With the AfD high in opinion polls ahead of regional and European elections later this year, the party is facing legal and political scrutiny as never before, which could lead to it being cut off from all state financing.
That would make backers like Issmer, who gave 250,000 Euros last year, even more important. Wealthy, elderly products of Germany’s post-war rise, they have cash to spare and views they are unafraid to air. The AfD gets around half its total 20 million Euros annual income from private sources — mainly donors and membership dues — and half from the state, whose funding to parties rises and falls in line with electoral performance. “The AfD gets fewer large donations of more than 50,000 euros than the other parties,” said Kai Arzheimer, a politics professor at Mainz University. That means the many businessmen giving between 10,000 and 50,000 Euros — who make up around 20% of donations — are disproportionately influential. Most of the 100 or so in that category each year since 2018 are elected officials tithing part of their salary. The dozen or so who are not, with gifts ranging between 10,000 and 30,000 euros, tended to be, like Issmer, over 65 and prosperous, with successful careers in small business, often real estate, law, or light manufacturing behind them.
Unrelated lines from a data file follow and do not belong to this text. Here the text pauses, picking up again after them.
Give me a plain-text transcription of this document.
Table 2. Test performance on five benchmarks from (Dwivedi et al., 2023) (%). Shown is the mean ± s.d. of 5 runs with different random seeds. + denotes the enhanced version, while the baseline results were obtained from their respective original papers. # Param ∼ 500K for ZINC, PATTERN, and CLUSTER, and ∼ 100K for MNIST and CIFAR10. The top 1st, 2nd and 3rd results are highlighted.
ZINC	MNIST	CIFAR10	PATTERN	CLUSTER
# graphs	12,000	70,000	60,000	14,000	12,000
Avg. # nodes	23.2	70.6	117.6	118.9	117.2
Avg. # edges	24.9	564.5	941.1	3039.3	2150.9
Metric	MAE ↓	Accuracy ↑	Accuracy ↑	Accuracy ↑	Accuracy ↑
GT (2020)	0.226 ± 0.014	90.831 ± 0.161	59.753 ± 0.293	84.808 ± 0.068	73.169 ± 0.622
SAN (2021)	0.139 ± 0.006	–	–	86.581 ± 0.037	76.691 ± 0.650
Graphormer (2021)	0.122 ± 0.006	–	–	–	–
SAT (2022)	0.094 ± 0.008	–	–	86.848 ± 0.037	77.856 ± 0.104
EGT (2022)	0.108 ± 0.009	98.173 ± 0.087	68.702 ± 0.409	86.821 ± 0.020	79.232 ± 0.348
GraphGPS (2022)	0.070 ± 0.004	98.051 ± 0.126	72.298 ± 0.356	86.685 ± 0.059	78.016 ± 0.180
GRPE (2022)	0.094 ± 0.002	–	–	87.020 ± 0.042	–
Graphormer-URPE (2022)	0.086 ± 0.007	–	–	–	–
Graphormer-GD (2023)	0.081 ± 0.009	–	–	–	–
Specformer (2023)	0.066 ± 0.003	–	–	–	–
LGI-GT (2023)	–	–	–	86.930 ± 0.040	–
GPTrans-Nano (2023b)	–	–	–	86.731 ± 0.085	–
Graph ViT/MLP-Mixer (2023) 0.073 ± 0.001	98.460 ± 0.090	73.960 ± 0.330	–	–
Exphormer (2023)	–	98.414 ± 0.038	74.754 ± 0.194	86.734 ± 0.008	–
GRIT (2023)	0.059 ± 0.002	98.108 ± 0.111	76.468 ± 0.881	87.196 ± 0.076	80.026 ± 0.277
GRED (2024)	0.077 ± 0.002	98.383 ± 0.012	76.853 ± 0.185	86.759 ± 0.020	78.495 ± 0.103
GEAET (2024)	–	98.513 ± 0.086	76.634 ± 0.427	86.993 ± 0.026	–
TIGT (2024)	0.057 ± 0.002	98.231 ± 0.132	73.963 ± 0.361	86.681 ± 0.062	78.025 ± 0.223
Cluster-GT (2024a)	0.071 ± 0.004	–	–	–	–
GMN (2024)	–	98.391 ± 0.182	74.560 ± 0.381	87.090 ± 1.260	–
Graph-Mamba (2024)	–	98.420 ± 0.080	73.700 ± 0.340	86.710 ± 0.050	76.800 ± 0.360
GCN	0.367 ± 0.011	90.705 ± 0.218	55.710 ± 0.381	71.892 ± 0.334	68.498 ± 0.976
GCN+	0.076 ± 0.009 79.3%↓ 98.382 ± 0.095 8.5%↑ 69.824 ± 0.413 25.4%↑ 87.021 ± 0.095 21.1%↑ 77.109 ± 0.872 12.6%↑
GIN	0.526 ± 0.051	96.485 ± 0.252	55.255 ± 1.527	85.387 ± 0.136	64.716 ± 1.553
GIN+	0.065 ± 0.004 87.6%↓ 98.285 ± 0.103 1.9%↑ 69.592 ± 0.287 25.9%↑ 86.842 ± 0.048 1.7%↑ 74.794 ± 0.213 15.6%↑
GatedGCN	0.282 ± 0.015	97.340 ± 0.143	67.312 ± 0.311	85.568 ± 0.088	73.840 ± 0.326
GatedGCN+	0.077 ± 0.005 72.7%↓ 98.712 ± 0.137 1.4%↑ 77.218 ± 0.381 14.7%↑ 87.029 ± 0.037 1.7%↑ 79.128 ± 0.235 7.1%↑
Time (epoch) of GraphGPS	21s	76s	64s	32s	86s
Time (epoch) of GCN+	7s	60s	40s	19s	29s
“We are seeing a positive trajectory for donations to the AfD,” the party’s treasurer Carsten Huetter told Reuters. But if the party fails to replace an ageing donor base then, in the absence of state funding, that could change.
A genial, behatted man with a walrus moustache, Issmer, 72, turns up at market squares around Germany to preach his message in the clipped tones of the West German army tank commander he was during the Cold War.
But his message, of the need to return to Germany as it was before migration, before climate change fears, before Germany fully broke with Moscow over its invasion of Ukraine, is of the far right.
He also gives money to far-right magazine Compact, which security services are monitoring as an extremist organisation, and regarded lockdowns to prevent the spread of the coronavirus pandemic as authoritarian overreach.
Issmer looks to Russia, where he holidayed last year to take a look behind what he saw as “warmongering” headlines, as a better model for a society than a Germany which he believes to be in decay. “(Moscow) was appealing,” he said. “Very clean, and there wasn’t what you have in Frankfurt: criminals on the street.”
Views like opposition to banning combustion-fuelled cars might seem congenial to Germany’s car-focused domestic industries. But with the party under surveillance by security services for suspected extremism and racism, and facing allegations, which it denies, of enjoying Moscow’s favour, the party is too toxic for most potential sympathisers.
Hans Christian Limmer, founder of a bakery chain, quit the company to protect it form association with the party after it became known that he had been one of a group of businessmen who had invited participants to an event where AfD figures discussed how to remove foreigners from Germany. That leaves as the AfD’s most visible business supporters showmen like Issmer, or Henning Zoz, who owns a small machine tooling company. Zoz, who in 2020 gave the party 14,500 euros and has repeatedly sought to be selected as a candidate for legislative office, describes himself as a nanotechnologist and refused to let schoolchildren with dyed hair or piercings visit his company. Like Issmer, he was disgusted at former Chancellor Angela Merkel’s “autocratic” decision to let a million refugees stay in Germany in 2016, and frets that climate policies will ruin German industry. He too was radicalised by the pandemic.
People like them are the tip of the iceberg: under German law, only donors who give more than 10,000 euros must be identified.
“Even if the rich old men die, the party is well provided for,” said Arzheimer, the political scientist. Mainstream parties receive far more large donations, especially from large companies and business associations. In 2022, the AfD received 13.4 million euros in “self-generated income” - largely donations, compared to 55 million for the Greens and 115 million for the Social Democrats, both government parties.